Angesichts der höheren Kosten von IVIg im Vergleich zu TPE ist eine Neubewertung ihres klinischen Nutzens und der damit verbundenen Nebenwirkungen relevant. Die Guillain-Barré-Syndrom-Studiengruppe hat erstmals die Wirksamkeit der TPE nachgewiesen, als 245 Patienten an 21 nordamerikanischen Behandlungsstandorten nach dem Zufallsprinzip entweder fünf bis sechs Plasmavolumenaustausche über 14 Tage oder „best supportive care“ erhielten. In dieser Studie verzeichnete die TPE-Gruppe eine kürzere mediane Zeit bis zur Verbesserung um einen Grad (19 vs. 40 Tage; p < 0,001), einen höheren Prozentsatz von Patienten, die sich nach 4 Wochen um einen Grad verbessert hatten (59% vs. 39%, p < 0,01), eine kürzere Zeit bis zum Gehen ohne fremde Hilfe (53 vs. 85 Tage; p < 0,001) und eine kürzere durchschnittliche Zeit mit Unterstützung durch ein Beatmungsgerät (24 vs. 48 Tage, p < 0,01). Bei der Komplikationshäufigkeit zeigten TPE und unterstützende Pflege keinen Unterschied. Eine Überprüfung von sechs klinischen Studien (649 Patienten) in einer Cochrane-Datenbank bestätigte, dass die TPE der unterstützenden Behandlung in Bezug auf mehrere funktionelle Ergebnisse überlegen ist. Die TPE wurde mit weniger schweren Folgeerscheinungen nach einem Jahr, weniger infektiösen Ereignissen und weniger Herzrhythmusstörungen in Verbindung gebracht als die unterstützende Behandlung. Die Gutachter kamen zu dem Schluss, dass die TPE „die erste und einzige Behandlung ist, die der alleinigen unterstützenden Behandlung nachweislich überlegen ist“ und als Standard angesehen werden sollte, an dem neue Behandlungen gemessen werden sollten.

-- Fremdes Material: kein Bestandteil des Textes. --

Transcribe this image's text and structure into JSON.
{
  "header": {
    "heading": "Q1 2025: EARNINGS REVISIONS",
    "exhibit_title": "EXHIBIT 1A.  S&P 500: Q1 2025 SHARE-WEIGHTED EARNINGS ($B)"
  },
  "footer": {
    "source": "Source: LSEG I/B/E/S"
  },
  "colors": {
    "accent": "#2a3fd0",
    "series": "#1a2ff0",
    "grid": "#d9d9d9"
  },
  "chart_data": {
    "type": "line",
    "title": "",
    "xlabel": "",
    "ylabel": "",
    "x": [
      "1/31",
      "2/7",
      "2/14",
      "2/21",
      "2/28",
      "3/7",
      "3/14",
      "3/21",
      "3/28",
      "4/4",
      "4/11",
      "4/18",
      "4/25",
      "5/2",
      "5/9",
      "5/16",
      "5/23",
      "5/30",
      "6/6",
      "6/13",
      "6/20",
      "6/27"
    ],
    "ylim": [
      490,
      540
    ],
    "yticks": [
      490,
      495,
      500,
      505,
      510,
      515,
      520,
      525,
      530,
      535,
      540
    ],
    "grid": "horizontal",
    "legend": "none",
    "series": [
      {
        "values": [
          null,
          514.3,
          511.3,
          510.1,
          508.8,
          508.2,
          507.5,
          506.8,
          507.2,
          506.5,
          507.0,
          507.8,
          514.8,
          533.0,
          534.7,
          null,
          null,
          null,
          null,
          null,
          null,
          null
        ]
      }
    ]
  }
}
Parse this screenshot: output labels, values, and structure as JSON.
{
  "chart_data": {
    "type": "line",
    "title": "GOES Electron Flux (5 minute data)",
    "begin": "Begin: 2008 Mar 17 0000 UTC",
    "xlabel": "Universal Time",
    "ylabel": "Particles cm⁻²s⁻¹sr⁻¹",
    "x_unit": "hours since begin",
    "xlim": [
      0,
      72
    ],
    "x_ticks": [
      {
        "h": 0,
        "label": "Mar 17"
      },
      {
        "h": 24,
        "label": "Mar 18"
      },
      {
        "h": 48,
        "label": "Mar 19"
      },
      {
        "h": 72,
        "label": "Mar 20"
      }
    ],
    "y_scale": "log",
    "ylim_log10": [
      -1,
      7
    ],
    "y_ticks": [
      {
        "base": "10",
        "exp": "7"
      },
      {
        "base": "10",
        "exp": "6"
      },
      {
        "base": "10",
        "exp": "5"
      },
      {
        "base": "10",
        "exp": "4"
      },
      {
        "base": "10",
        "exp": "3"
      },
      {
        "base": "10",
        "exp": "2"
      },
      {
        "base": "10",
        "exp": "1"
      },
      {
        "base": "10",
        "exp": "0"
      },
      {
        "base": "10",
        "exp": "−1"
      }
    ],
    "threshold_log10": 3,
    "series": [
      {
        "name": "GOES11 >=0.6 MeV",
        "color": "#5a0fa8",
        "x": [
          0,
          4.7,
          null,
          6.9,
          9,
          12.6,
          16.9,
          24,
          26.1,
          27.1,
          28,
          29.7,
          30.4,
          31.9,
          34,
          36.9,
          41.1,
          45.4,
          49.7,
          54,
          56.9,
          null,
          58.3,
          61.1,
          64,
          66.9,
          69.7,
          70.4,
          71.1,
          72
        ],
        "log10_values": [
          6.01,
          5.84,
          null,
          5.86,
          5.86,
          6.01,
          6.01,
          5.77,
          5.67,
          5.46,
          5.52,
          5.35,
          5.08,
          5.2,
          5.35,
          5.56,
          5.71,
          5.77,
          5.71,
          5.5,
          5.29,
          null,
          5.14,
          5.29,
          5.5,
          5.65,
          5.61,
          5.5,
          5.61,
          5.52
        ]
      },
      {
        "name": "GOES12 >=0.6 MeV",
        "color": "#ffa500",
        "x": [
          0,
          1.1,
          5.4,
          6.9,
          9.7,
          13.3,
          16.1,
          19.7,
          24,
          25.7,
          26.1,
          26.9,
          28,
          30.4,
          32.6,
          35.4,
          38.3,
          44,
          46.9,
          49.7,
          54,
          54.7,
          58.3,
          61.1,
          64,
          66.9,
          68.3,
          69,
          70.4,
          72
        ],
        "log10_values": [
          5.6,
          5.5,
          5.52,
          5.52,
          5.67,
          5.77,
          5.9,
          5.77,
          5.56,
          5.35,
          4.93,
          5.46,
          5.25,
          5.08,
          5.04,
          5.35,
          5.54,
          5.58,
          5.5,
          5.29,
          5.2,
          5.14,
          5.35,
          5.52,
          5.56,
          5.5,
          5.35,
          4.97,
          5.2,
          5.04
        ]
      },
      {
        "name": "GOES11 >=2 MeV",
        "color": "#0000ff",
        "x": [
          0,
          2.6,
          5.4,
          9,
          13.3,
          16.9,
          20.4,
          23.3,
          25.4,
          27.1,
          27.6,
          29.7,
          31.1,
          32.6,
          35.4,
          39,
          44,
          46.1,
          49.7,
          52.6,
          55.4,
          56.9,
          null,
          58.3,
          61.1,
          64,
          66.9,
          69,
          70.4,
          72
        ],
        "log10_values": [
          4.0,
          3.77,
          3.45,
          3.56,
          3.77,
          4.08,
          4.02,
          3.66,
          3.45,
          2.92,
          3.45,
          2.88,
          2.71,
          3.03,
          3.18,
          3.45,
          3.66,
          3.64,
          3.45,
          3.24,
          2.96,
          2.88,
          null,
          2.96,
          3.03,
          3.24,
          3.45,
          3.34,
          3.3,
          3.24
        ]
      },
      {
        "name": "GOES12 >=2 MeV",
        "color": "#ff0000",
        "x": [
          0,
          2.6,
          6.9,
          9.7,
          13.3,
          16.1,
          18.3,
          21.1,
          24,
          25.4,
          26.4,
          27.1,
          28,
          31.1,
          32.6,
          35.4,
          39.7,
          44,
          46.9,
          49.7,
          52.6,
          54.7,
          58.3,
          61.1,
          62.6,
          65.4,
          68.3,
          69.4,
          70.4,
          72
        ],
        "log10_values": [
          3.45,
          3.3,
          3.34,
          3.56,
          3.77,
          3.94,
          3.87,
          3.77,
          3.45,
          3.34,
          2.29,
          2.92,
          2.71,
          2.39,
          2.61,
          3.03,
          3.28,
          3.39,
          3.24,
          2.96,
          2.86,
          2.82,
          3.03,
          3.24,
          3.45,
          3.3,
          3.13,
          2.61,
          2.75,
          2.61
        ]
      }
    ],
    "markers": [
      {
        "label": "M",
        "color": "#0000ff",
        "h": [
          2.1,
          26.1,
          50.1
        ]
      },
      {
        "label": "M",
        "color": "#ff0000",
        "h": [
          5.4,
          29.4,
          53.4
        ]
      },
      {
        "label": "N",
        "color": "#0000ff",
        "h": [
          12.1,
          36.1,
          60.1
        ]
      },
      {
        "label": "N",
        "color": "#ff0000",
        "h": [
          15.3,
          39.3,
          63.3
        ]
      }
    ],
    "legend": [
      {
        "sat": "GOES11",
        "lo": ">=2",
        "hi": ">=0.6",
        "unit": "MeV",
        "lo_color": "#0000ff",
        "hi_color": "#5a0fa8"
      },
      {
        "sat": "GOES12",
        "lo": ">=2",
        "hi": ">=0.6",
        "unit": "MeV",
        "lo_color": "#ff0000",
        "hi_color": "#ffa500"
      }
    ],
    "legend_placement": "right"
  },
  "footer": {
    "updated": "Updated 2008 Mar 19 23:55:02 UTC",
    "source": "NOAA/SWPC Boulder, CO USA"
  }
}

Die TPE diente daher als Standardbehandlungsarm für zwei große randomisierte Studien, in denen der Einsatz von IVIg bei Patienten mit schwerem GBS untersucht wurde. Im Jahr 1992 randomisierte die niederländische Guillain-Barré-Studiengruppe 147 Patienten auf fünf bis sechs TPEs oder fünf tägliche IVIg-Infusionen von 0,4 g/kg. Der Einsatz von IVIg war mit einer kürzeren mittleren Zeitspanne bis zur Verbesserung um einen Grad und einem signifikant höheren Prozentsatz von Patienten verbunden, die sich nach vier Wochen um einen oder mehrere Grade verbesserten. Bei der dreimonatigen Untersuchung wurde jedoch kein signifikanter Unterschied bei diesem primären Ergebnis festgestellt. Bemerkenswert ist, dass in dieser Studie die mit TPE behandelten Patienten nicht besser abschnitten als die Patienten in der Studie der Guillain-Barré-Syndrom-Studiengruppe, die eine unterstützende Behandlung erhielten. In der Folge wurde festgestellt, dass die niederländische Guillain-Barré-Studiengruppe die beiden Therapien nicht angemessen miteinander verglichen hat. Die Definition von Funktionsgrad 3 als „in der Lage, ≥10 m mit einer Gehhilfe oder Unterstützung zu gehen“ führte dazu, dass Patienten in die Studie aufgenommen wurden, die von der Guillain-Barré-Syndrom-Studiengruppe als Funktionsgrad 2 eingestuft worden wären. Die Aufnahme von weniger schwer betroffenen GBS-Patienten könnte die Wirksamkeit der TPE verschleiert haben. Noch besorgniserregender war die unzureichende Abstimmung zwischen den Behandlungsgruppen der Studie. Die TPE-Gruppe war älter, und 41 % der Probanden hatten bei Studienbeginn verminderte zusammengesetzte Muskelpotenziale. Im Vergleich dazu war die IVIg-Gruppe jünger und wies nur bei 27 % der Patienten ein vermindertes zusammengesetztes Muskelpotenzial auf. Alter und verminderte zusammengesetzte Muskelpotenziale sind die beiden zuverlässigsten negativen Prognosefaktoren für das Ansprechen auf TPE bei GBS. Ähnliche Probleme mit der Gleichwertigkeit der TPE- und IVIg-Gruppen wurden auch in einer neueren Studie von Alshekhlee et al. gesehen, in der die Patienten, die TPE erhielten, älter waren und höhere Komplikationsraten und, nicht überraschend, höhere Sterblichkeitsraten aufwiesen.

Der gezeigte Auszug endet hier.